'One Rule For Jack' is a fast moving and very funny chapter book about the ongoing battle of wits between the narrator, Jack, and his parents, grandma and uncle. Jack tells us his rule right up front: 'When your parents ask you to do a job - do it badly!' When Jack deliberately snaps off the head of the broom so he can't sweep up the leaves for his mum, she is not at all fazed. She gives him a dustpan and brush and says they will do the trick. When he is asked to mop the floor, he rips the sponge off the mop and flushes it down the toilet. He says the rats ate the sponge, and Grandma comes to his rescue saying she has seen a rat lurking around. But when she tells an old story about having been punished by being made to scrub the floor with a toothbrush, Mum is inspired and hands Jack a toothbrush. Mum is again very helpful and supplies Jack with a plumber's mate or plunger so he can unblock the s-bend. Grandma coaches him on, and he gets covered with water from the toilet bowl - and other unspecified substances! Mum and Dad are so impressed with Jack's willingness to muck in and get all his chores done that they ask him to clean out his uncle's bucket of rotting fish and worms. Jack sneaks a clean bucket and tries to trick them into thinking he has done it, but he's rewarded with being locked into the bathroom with the dog and tasked with shampooing off all the horse manure. Where the story began with Jack's trick for avoiding a shower, now he is forced to bath the dog and shower himself too. He is so successful that the story leaves off at a moment when his parents promise other jobs for him to take on! The lack of closure in the narrative indicates that the story will be neverending.
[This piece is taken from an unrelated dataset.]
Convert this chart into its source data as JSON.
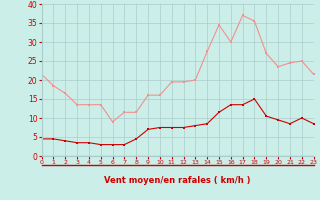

The battle of wits between adults and children could be compared with that of classics for this age group such as Rockwell's 'How to Eat Fried Worms', or - closer to home - Andrew Daddo's or Andy Griffiths' Australian short stories. While the child is conventionally portrayed in literature as the trickster, there is a hilarious realism about the revelation that adults can be equally wily about playing tricks on young people - if not more so. This creates an appealing balance in the power relationships between older and younger characters. And between the races. One of the best developments in First Nations literature has been the acknowledgment of Indigenous comedy. It enhances the diversity of themes and tones within Indigenous storytelling, and it is empowering. Its entertainment value also ensures young reader appeal. Research into the reasons young people give for reading in the 20th - 21st centuries consistently lists humour as a leading factor. There are moral and ethical values to be inferred from a story such as 'One Rule for Jack', but because they are not explicit they become available and give children agency to discover them or not, as they wish.
Although the education market has moved towards Indigenous-only collaboration in picture books, 'One Rule for Jack' is an interesting example of what might be called a 'reconciliation' text, insofar as the illustrator Craig Smith is not Indigenous, so the book brings together one high-profile Indigenous creator and one high-profile non-Indigenous creator. Young readers might like to consider the ethics and authenticity of illustrations by a non-Indigenous artist. They might also like to discuss the question of how a non-realist illustrator can convey gender, race and age without defaulting to stereotypes, and the extent to which Craig Smith succeeds here.